Lemington

A Memory of Lemington.

I lived in the white houses up Union Hall Road as a lad growing up. I went to school at the bottom of Lemington (Infant) then next door to (I think it was called) Newburn Hall, then to Waverley Cres, then we moved up to Claremont County Secondary Modern School at the top of Claremont Avenue.
I remember shopping with my mam at the bottom of Lemington where the Co-op was, we had all the shops - fruit, butchers, haberdashery, grocery. Next to the grocery over the road was the Lemington telephone exchange. On the other side of the road we had a fruit shop, post office and more shops before the bridge going towards Newburn.
Everything has changed now - no more Co-op or exchange, even the glassworks has gone. I can remember playing along by the pit heap, and the old coal wagons getting pulled up and down the line bring coals from the put at North Walbottle where my dad worked.
Going up the bank we used to play in what the locals called Piggies Lonnen (now known as Hospital Lane), where now there is a new estate. I can remember snow drifts down the Lonnen. In those days it was just open fields. C-CS-M School was only a field with a road runnind down which again the locals just called the Back Lane (now it is called West Denton Way).

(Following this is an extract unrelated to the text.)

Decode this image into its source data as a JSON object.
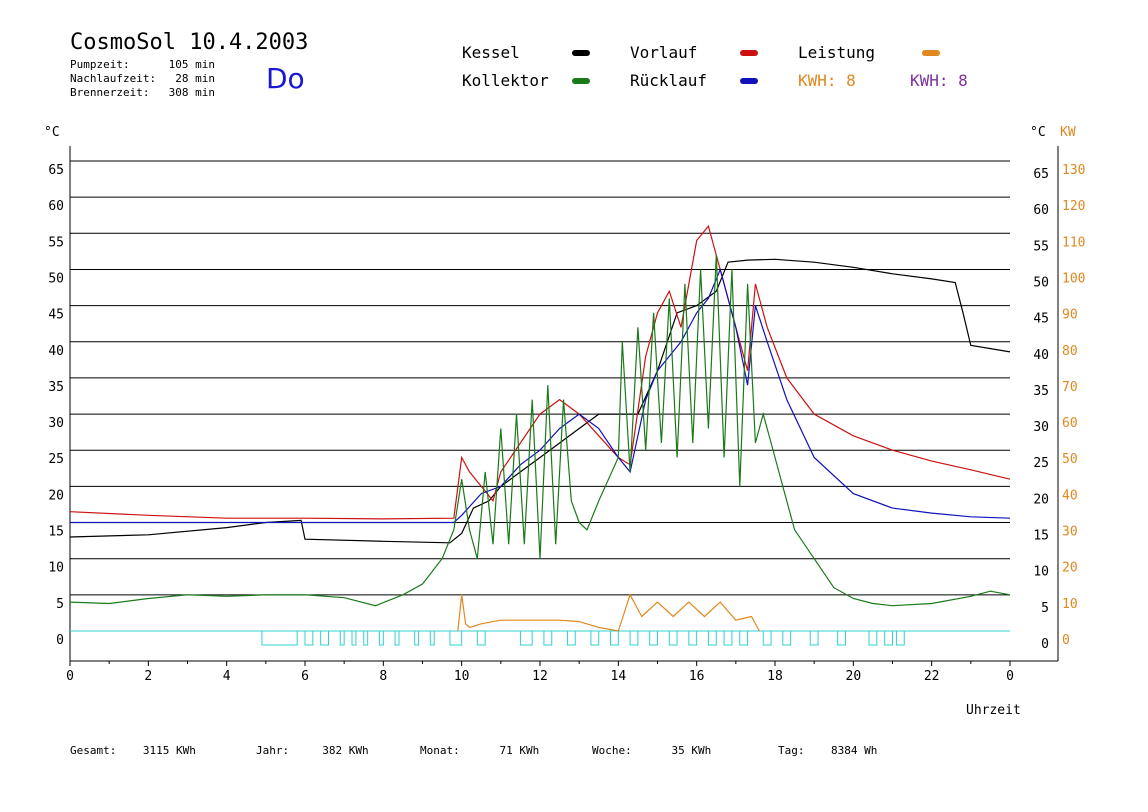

There was even a farm there that's gone. We used to play in the panyards down in the dean. We used to walk all over across to the pit rows up the path towards Blutcher. Most of the time it was always the pit heap and the vallies just below. iIn the street we used to play Cannon-convicts, all games just made up.
Well, that's just some of the things I can remember. I wonder if I have brought back some memories to others.
P.S. I can still remember going to the pictures every Friday night in Lemington in a cinema called the Princess, turned bingo hall.


Added 30 December 2008

#223523

Comments & Feedback

My father (Ronnie Tate) and his 5 brothers ( Thomas, George, Leslie, Jack and David) were all born in Lemington in Store Street. They moved to Hexton Bedfordshire in the 1940's. Would be good to trace any family members.